The Economic Policy Institute (EPI) twitted a version of the chart below which purports to show that if only fiscal policy had not been so austere, the economy would be much further on the way to recovery.
Seems we are reliving the 1960s debates over the relative effectiveness of fiscal and monetary policy!
We know that the recovery from the 2007-09 recession has been the weakest ever. But is that really due to “austerity”? Note that during the 2007-09 recession the growth of real public spending was just as strong as during the other recessions, but that didn´t stop this recession from being the most virulent.
But the chart provides us with a chance to test the “fiscal rules” proposition. Observe that real government spending was much stronger following the 2001 recession than following the 1990 recession. In fact, following the 1990 recession government spending basically stayed ‘put’. Ceteris Paribus, one could surmise that the recovery from the 2001 recession was more pungent than that following the 1990 one.
The chart below provides a visual of the ‘recovery landscape’ through the prism of real output after the more recent recessions.
The 1990 and 2001 recovery show the same behavior of real output despite the large difference in real government spending.

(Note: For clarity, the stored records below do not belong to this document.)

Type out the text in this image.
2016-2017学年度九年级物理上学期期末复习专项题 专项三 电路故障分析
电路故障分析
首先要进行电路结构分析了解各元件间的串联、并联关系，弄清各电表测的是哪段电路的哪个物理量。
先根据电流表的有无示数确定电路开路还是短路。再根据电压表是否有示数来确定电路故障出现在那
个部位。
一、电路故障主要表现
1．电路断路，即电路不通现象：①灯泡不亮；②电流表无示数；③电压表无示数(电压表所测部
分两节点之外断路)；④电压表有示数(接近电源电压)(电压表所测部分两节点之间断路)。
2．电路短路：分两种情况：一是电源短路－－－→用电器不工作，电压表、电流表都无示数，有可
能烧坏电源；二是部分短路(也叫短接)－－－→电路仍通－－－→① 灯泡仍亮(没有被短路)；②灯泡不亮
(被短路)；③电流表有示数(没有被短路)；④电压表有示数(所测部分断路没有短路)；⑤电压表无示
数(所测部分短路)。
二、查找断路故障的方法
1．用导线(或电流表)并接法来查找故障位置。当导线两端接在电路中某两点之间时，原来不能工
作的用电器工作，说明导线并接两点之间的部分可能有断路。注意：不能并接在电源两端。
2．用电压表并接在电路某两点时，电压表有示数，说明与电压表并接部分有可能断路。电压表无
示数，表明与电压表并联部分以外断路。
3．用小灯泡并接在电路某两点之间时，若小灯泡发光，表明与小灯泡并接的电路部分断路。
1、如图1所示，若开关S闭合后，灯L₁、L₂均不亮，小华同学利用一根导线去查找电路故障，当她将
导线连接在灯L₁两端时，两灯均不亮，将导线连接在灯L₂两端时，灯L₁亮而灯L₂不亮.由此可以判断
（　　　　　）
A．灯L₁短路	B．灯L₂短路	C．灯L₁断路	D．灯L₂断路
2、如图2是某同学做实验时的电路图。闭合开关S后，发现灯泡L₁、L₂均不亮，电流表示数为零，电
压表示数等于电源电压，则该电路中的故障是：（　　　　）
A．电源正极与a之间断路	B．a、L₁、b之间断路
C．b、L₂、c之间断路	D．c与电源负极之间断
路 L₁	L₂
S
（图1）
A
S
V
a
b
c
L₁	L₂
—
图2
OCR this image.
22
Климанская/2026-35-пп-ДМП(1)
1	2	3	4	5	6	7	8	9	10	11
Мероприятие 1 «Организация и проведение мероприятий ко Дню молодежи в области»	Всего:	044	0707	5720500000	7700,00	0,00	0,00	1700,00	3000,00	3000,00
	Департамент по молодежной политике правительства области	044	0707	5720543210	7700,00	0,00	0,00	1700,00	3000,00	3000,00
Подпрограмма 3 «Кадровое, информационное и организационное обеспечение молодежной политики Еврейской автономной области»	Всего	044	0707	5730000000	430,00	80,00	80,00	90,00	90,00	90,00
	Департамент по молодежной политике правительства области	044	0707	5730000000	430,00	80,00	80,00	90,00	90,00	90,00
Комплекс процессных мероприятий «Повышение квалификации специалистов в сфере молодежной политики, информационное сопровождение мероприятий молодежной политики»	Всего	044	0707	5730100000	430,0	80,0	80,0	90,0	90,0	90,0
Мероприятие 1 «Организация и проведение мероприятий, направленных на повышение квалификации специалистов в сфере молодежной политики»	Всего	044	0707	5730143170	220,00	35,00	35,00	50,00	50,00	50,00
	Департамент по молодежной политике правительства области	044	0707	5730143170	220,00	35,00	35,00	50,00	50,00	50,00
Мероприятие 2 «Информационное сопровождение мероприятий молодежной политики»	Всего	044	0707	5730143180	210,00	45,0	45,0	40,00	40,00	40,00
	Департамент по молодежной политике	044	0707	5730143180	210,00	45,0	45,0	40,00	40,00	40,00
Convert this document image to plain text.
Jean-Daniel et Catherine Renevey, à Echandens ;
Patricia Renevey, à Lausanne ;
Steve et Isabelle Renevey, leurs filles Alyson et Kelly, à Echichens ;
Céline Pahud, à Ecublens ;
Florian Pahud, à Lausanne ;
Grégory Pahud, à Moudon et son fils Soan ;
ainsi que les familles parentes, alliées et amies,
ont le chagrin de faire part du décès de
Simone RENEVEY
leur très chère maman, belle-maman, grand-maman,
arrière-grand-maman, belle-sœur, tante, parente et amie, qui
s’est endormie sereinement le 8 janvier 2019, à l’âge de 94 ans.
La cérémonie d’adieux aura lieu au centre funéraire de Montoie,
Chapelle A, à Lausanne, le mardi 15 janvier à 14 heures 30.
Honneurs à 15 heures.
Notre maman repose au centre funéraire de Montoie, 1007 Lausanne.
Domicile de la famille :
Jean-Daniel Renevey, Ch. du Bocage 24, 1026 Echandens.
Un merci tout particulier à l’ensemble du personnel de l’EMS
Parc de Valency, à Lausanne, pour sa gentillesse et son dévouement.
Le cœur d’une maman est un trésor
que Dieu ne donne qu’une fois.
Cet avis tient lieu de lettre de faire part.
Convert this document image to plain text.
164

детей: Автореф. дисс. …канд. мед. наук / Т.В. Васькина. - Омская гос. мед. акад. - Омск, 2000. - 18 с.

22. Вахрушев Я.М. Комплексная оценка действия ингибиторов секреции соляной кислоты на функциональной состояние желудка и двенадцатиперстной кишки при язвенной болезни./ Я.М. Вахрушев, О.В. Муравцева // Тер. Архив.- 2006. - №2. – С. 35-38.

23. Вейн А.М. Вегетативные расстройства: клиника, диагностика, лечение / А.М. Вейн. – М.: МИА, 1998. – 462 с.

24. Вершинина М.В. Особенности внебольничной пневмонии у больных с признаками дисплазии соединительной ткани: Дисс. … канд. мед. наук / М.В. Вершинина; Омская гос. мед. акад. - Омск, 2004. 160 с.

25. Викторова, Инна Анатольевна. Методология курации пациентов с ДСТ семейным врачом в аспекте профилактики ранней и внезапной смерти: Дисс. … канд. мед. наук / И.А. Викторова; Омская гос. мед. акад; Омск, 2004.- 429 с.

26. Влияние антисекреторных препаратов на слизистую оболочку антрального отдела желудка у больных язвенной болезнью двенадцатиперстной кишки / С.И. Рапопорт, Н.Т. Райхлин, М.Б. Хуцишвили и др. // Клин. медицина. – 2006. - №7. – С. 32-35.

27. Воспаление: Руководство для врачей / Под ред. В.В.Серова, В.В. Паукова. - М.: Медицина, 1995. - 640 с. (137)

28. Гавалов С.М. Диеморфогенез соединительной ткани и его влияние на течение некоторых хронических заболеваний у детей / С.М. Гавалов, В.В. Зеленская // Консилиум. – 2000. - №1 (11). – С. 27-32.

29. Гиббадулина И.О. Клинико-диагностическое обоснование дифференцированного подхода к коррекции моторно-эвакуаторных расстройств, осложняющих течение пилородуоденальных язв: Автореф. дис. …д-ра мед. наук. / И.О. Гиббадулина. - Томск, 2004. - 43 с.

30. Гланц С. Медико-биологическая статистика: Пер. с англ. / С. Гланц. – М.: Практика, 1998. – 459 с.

It appears the ‘ordering’ of recoveries is not defined by the ‘ordering’ of government spending.
The next chart shows the behavior of nominal spending (NGDP) across recessions. It appears that that´s what determines the ‘ordering’ of recoveries. The similarity in the expansion following the recessions of 1990 and 2001 appears to be due to the similar increase in NGDP on both occasions (despite very different fiscal actions). I think the more robust expansion following the 1981 recession and the weak recovery following the 2007 recession are related to the very different behavior of NGDP. And the behavior of NGDP is directly determined by monetary policy!